Avoid unpickling the extra state when not needed by ptrendx · Pull Request #3123 · NVIDIA/TransformerEngine

ptrendx · 2026-06-12T12:37:20Z

Description

Avoids unpickling of the extra state if the recipe is stateless. Adds a guard prompting user to explicitly allow loading of the checkpoint when the unpickling is necessary.

Type of change

Documentation change (change only to the documentation, either a fix or a new content)
Bug fix (non-breaking change which fixes an issue)
New feature (non-breaking change which adds functionality)
Breaking change (fix or feature that would cause existing functionality to not work as expected)
Infra/Build change
Code refactoring

Changes

Please list the changes introduced in this PR:

Avoids unpickling of the stateless recipe extra state
Adds a guard and environment variable for the delayed scaling recipes

Signed-off-by: Przemek Tredak <ptredak@nvidia.com>

greptile-apps · 2026-06-12T12:48:01Z

Greptile Summary

This PR avoids unnecessary unpickling of extra state for stateless FP8 recipes (Float8CurrentScaling, MXFP8BlockScaling, etc.) and adds a security guard requiring NVTE_ALLOW_UNSAFE_PICKLE_EXTRA_STATE=1 before loading pickled extra state from delayed-scaling checkpoints.

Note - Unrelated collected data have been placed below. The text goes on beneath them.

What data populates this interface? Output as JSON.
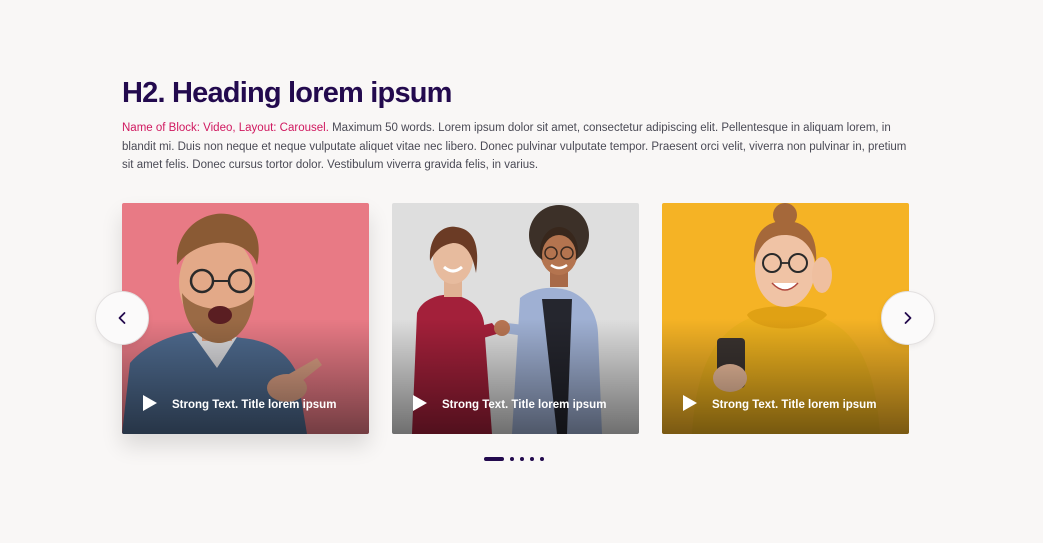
{
  "section": {
    "heading": "H2. Heading lorem ipsum",
    "desc_accent": "Name of Block: Video, Layout: Carousel.",
    "desc_body": " Maximum 50 words. Lorem ipsum dolor sit amet, consectetur adipiscing elit. Pellentesque in aliquam lorem, in blandit mi. Duis non neque et neque vulputate aliquet vitae nec libero. Donec pulvinar vulputate tempor. Praesent orci velit, viverra non pulvinar in, pretium sit amet felis. Donec cursus tortor dolor. Vestibulum viverra gravida felis, in varius."
  },
  "carousel": {
    "cards": [
      {
        "title": "Strong Text. Title lorem ipsum",
        "background": "#e87a85"
      },
      {
        "title": "Strong Text. Title lorem ipsum",
        "background": "#dedede"
      },
      {
        "title": "Strong Text. Title lorem ipsum",
        "background": "#f5b325"
      }
    ],
    "prev_icon": "chevron-left-icon",
    "next_icon": "chevron-right-icon",
    "dot_count": 5,
    "active_dot": 1
  },
  "colors": {
    "heading": "#230a4e",
    "accent": "#d0185f",
    "background": "#f9f7f6"
  }
}
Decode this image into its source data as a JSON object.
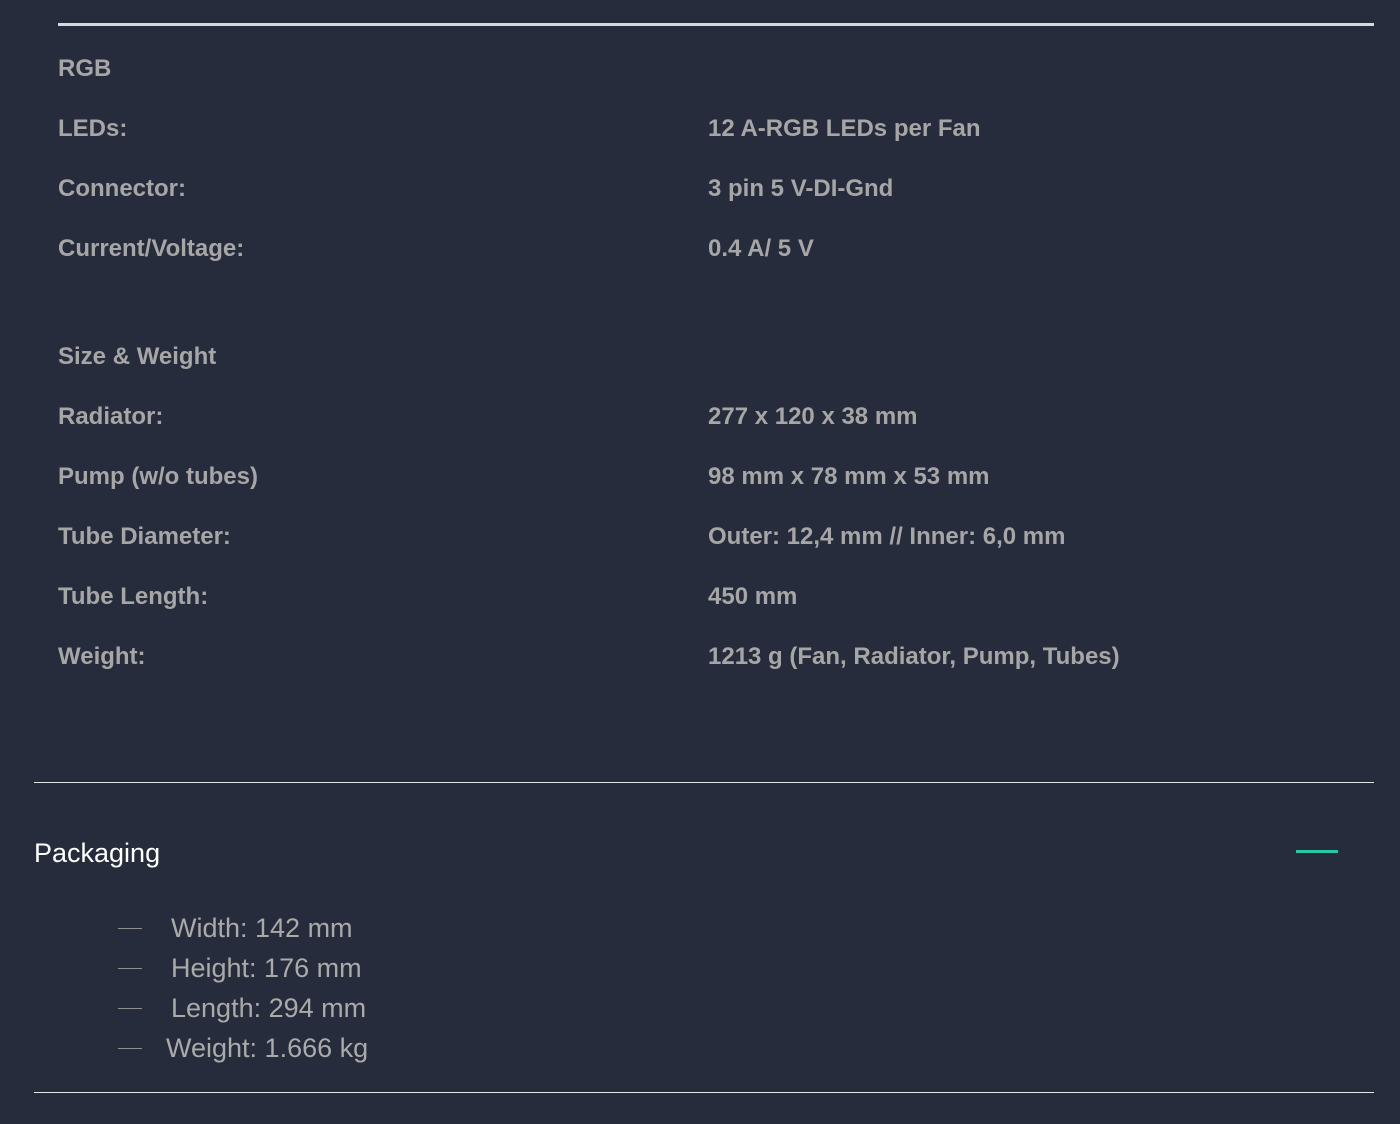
{
  "rgb_section": {
    "heading": "RGB",
    "rows": [
      {
        "label": "LEDs:",
        "value": "12 A-RGB LEDs per Fan"
      },
      {
        "label": "Connector:",
        "value": "3 pin 5 V-DI-Gnd"
      },
      {
        "label": "Current/Voltage:",
        "value": "0.4 A/ 5 V"
      }
    ]
  },
  "size_weight_section": {
    "heading": "Size & Weight",
    "rows": [
      {
        "label": "Radiator:",
        "value": "277 x 120 x 38 mm"
      },
      {
        "label": "Pump (w/o tubes)",
        "value": "98 mm x 78 mm x 53 mm"
      },
      {
        "label": "Tube Diameter:",
        "value": "Outer: 12,4 mm // Inner: 6,0 mm"
      },
      {
        "label": "Tube Length:",
        "value": "450 mm"
      },
      {
        "label": "Weight:",
        "value": "1213 g (Fan, Radiator, Pump, Tubes)"
      }
    ]
  },
  "packaging": {
    "title": "Packaging",
    "toggle_icon": "minus-icon",
    "accent_color": "#27c8a4",
    "items": [
      "Width: 142 mm",
      "Height: 176 mm",
      "Length: 294 mm",
      "Weight: 1.666 kg"
    ]
  }
}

Introduces transformer_engine/pytorch/_extra_state.py with a pickle-inspection classifier (_classify_extra_state_pickle_impl) that scans pickle opcodes without executing them to determine whether a payload is safe to skip, safe to load with opt-in, or genuinely stateless.
Updates get_extra_state/set_extra_state in both module/base.py and ops/op.py to short-circuit for stateless recipes and gate unpickling on the new env-var opt-in; test helpers in test_checkpoint.py and test_fusible_ops.py are updated correctly, while test_numerics.py adds the save/restore scaffolding but omits the actual env-var set (noted in a prior review thread).

Confidence Score: 3/5

The checkpoint save path in ops/op.py writes pickle bytes for any non-stateless recipe, including non-delayed CustomRecipe, but the load path unconditionally drops that data — making the round-trip lossy for custom recipe users.

Both ops/op.py and module/base.py (flagged in a prior review) share the same save/load asymmetry for CustomRecipe without delayed scaling: get_extra_state serializes recipe and extra_fp8_variables, while set_extra_state's classifier returns IGNORE and discards them. Additionally, test_numerics.py never sets the env var it saves and restores, leaving that test helper broken for any future FP8 delayed-scaling extension. Multiple defects on core checkpoint round-trip paths lower confidence.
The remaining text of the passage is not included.